Когда ему сравнялось семь лет, мама Сима и мама Шоня взяли пацана за обе руки и торжественно повели в двухэтажный городской универмаг на улице Карла Маркса, где была приобретена школьная форма, желтый, скрипучий, остро пахнущий кожей портфель, пенал, а главное — замечательная фуражка с кокардой и лаково блестящим козырьком. 1 сентября его провожала мама Шоня. Она несла в руке букет осенних цветов, а к Ромкиному портфелю было привязано два мешочка — с чернильницей-невыливайкой и завтраком. Во время первого урока взволнованные родители первоклашек сидели на школьном дворе, а после звонка туда вышла строгая учительница.
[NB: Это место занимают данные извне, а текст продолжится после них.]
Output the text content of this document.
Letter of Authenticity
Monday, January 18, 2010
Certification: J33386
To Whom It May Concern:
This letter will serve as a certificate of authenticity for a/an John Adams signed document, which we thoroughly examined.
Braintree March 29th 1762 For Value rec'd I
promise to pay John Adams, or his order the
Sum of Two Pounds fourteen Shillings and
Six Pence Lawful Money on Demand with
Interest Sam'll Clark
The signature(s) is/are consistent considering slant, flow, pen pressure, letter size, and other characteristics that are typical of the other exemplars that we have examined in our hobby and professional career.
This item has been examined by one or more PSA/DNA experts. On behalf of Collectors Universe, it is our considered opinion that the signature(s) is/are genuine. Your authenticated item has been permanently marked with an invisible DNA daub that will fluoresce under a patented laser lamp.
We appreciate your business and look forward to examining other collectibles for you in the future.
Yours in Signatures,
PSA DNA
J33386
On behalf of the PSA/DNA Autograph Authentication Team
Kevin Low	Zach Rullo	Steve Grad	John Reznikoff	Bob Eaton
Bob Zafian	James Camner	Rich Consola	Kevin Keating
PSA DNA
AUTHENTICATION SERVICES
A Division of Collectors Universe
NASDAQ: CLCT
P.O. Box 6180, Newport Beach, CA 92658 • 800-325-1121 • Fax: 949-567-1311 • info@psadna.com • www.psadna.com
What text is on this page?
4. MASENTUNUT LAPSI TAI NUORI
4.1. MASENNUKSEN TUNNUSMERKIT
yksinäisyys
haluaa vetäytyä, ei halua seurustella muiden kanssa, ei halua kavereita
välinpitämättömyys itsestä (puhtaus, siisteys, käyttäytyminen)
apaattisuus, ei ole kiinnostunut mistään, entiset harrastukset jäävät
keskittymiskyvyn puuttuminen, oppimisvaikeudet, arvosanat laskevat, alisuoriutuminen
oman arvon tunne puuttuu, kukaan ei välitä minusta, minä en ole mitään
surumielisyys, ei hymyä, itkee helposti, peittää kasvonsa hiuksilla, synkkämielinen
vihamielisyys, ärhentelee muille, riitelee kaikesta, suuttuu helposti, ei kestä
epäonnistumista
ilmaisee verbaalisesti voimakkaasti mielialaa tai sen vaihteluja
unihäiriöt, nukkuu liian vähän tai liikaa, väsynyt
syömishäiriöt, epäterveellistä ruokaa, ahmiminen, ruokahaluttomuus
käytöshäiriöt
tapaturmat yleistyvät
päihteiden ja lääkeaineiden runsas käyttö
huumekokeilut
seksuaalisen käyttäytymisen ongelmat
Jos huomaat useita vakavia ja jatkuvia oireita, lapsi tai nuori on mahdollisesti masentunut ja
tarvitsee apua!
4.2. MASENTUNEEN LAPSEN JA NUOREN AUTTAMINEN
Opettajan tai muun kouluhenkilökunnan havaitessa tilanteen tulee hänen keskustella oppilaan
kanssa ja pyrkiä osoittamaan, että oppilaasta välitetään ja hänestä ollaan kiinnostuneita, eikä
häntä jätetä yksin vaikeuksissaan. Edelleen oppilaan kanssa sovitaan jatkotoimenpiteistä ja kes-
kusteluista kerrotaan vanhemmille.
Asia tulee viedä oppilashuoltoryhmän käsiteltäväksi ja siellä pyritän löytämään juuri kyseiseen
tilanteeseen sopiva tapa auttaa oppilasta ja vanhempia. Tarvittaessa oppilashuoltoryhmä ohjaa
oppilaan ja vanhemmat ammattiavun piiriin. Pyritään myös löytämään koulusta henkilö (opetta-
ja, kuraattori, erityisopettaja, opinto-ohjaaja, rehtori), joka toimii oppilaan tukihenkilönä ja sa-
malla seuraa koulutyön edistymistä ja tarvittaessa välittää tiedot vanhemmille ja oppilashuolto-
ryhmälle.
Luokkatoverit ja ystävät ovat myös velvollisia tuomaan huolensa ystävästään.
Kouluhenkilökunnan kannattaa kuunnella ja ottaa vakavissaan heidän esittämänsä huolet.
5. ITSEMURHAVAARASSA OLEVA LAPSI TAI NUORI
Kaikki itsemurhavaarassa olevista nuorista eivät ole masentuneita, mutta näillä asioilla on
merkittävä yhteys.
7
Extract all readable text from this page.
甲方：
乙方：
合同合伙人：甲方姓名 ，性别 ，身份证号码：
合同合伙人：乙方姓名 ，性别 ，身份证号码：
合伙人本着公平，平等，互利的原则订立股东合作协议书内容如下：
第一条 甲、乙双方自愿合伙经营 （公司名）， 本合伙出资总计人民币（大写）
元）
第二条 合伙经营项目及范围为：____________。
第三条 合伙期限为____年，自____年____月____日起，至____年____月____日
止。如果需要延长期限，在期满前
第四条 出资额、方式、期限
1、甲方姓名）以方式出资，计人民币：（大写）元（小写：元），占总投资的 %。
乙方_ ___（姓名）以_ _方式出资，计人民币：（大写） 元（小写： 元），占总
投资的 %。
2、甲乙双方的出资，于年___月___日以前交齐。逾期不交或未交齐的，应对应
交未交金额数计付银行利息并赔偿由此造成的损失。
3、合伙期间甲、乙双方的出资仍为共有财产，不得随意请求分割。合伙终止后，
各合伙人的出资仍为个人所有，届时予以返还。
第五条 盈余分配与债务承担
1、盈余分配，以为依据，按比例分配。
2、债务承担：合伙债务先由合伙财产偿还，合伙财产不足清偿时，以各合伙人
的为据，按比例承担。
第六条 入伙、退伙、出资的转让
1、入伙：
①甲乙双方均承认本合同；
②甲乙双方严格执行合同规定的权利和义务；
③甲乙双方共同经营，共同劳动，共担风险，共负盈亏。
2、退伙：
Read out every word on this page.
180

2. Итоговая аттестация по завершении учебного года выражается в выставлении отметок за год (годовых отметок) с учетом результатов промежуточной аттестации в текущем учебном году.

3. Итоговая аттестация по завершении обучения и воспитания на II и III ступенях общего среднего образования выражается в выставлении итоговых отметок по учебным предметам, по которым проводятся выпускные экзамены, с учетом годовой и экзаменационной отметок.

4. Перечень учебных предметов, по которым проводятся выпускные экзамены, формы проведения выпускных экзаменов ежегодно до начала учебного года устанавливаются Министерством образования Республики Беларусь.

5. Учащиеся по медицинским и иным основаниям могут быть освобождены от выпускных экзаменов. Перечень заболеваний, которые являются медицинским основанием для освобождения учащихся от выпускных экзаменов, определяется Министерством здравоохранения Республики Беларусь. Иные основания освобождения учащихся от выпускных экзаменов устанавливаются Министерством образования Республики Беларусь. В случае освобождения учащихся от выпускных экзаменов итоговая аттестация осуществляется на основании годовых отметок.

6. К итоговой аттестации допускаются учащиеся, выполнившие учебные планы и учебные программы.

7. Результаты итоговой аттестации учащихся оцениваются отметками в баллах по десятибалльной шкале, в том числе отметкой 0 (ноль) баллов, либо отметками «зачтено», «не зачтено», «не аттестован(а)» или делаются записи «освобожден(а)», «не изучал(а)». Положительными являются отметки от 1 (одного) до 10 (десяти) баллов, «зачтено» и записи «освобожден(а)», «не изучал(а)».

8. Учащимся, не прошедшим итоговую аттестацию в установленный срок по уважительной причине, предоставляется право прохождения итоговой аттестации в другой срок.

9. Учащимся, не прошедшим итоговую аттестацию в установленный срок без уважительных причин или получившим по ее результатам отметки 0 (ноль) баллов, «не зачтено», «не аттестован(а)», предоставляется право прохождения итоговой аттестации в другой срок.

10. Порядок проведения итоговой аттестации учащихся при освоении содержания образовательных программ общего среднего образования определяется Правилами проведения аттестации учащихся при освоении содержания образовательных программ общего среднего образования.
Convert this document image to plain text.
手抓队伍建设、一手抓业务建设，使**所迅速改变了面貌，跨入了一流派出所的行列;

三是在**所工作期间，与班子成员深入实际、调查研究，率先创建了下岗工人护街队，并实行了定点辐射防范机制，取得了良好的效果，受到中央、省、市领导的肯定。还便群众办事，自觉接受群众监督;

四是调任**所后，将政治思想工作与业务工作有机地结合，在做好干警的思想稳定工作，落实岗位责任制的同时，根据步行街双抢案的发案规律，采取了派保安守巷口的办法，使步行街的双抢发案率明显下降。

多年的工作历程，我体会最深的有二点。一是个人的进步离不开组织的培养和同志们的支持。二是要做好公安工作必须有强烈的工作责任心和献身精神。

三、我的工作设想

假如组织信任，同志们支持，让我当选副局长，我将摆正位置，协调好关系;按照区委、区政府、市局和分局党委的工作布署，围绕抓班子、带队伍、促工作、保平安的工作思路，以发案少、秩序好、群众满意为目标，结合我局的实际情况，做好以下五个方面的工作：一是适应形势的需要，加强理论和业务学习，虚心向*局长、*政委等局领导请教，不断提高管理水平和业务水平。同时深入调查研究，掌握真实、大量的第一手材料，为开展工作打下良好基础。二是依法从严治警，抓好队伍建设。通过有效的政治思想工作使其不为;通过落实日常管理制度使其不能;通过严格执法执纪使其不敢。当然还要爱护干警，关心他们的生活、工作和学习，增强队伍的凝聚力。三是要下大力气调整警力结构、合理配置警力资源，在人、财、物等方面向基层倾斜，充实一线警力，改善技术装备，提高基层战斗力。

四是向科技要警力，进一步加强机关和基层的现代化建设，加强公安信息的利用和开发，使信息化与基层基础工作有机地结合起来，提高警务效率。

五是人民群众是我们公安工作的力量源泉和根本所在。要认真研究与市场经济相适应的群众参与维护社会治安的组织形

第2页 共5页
Каждому из родителей она что-то говорила про их детей, а к маме Шоне обратилась отдельно: «Вы — Софья Ильинична Лучинская, мама Ромы? Подождите, пожалуйста, мы с вами сейчас пойдем к директору». Разговор у директора оказался для мамы Шони полной неожиданностью. Учительница уверяла, что Рома настолько хорошо читает, и считает, что в первом классе ему делать попросту нечего. Дескать, заскучает, будет сам отвлекаться и других детей отвлекать, а в итоге потеряет интерес к занятиям. Одним словом, учительница рекомендовала перевести Ромку сразу во второй класс. Директор предложил немедленно позвать вундеркинда и проэкзаменовать его тут же в кабинете.
Когда Ромка увидел представительного узбека в белой шелковой рубашке, вышитой цветным украинским узором, он прижал обе ладони к левой стороне груди, чуть поклонился и почтительно произнес: «Ассалом алейкум, домулло», и сам себя перевел: «Здравствуйте, уважаемый учитель».
— Вай! — воскликнул директор. — Ты что же, узбекский язык знаешь?
— Не только узбекский, и азербайджанский знаю, и армянский, и арабский, — единым духом выпалил мальчонка.